First Funding in Los Angeles
Angel investors invest in early-stage startups or entrepreneurs, and generally provide only a one-time investment to help the business grow. They generally provide more favorable terms compared to other types of investors, since they usually invest in the entrepreneur starting the business, rather than the viability of the business, and are more focused on helping startups take their first steps instead of receiving possible profit they may get from the business. Angel investors sometimes go by other names, including “informal investors”, “angel funders”, “private investors”, “seed investors”, and “business angels”.

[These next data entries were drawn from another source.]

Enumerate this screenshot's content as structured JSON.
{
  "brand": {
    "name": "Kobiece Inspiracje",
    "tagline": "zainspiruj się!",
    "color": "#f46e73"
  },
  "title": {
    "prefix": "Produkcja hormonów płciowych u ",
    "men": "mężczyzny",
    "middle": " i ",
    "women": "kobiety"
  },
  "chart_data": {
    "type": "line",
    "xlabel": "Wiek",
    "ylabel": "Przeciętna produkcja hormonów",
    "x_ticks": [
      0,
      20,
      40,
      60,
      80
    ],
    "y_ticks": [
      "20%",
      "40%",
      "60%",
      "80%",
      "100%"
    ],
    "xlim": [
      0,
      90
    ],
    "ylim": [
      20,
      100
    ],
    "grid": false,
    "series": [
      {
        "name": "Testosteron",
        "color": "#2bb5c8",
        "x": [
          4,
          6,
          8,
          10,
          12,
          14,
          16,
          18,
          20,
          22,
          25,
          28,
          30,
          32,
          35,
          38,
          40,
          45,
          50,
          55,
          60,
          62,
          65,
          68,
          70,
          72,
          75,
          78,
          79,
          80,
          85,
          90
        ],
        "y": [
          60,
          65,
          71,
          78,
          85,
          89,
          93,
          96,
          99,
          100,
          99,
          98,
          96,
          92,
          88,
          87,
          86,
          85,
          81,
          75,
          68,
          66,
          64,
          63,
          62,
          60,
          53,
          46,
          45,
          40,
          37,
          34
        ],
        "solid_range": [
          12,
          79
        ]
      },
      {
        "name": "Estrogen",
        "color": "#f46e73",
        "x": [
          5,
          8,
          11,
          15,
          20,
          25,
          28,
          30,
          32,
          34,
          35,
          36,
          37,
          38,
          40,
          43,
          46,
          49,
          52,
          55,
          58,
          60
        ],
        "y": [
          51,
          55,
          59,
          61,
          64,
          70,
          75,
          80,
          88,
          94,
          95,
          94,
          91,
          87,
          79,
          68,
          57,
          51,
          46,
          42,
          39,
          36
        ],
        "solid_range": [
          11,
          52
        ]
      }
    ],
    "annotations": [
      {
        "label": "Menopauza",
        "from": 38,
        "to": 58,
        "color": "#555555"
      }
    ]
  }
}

Angel Investor Groups in Los Angeles
Angel investor groups are networks, or syndicates, of investors who pool their resources together to invest in new companies. Most angel networks focus their efforts on members in which members have experience or knowledge, although they are usually open to investments in other areas. In general, investors in groups contribute funds to the group, and a professional syndicate management team chooses the investments.
Growth Stage Funding
Venture Capital Firms in Los Angeles
Venture capital firms firm provide startup or growth equity capital and/or loan capital to promising ventures for returns that are higher than market interest rates, and typically focus on later stage companies. VC firms generally only invest in companies that have long-term growth potential, like considerable traction, a strong team, and a viable product or service. Because of these high standards, less than .1% of businesses are funded by venture capital.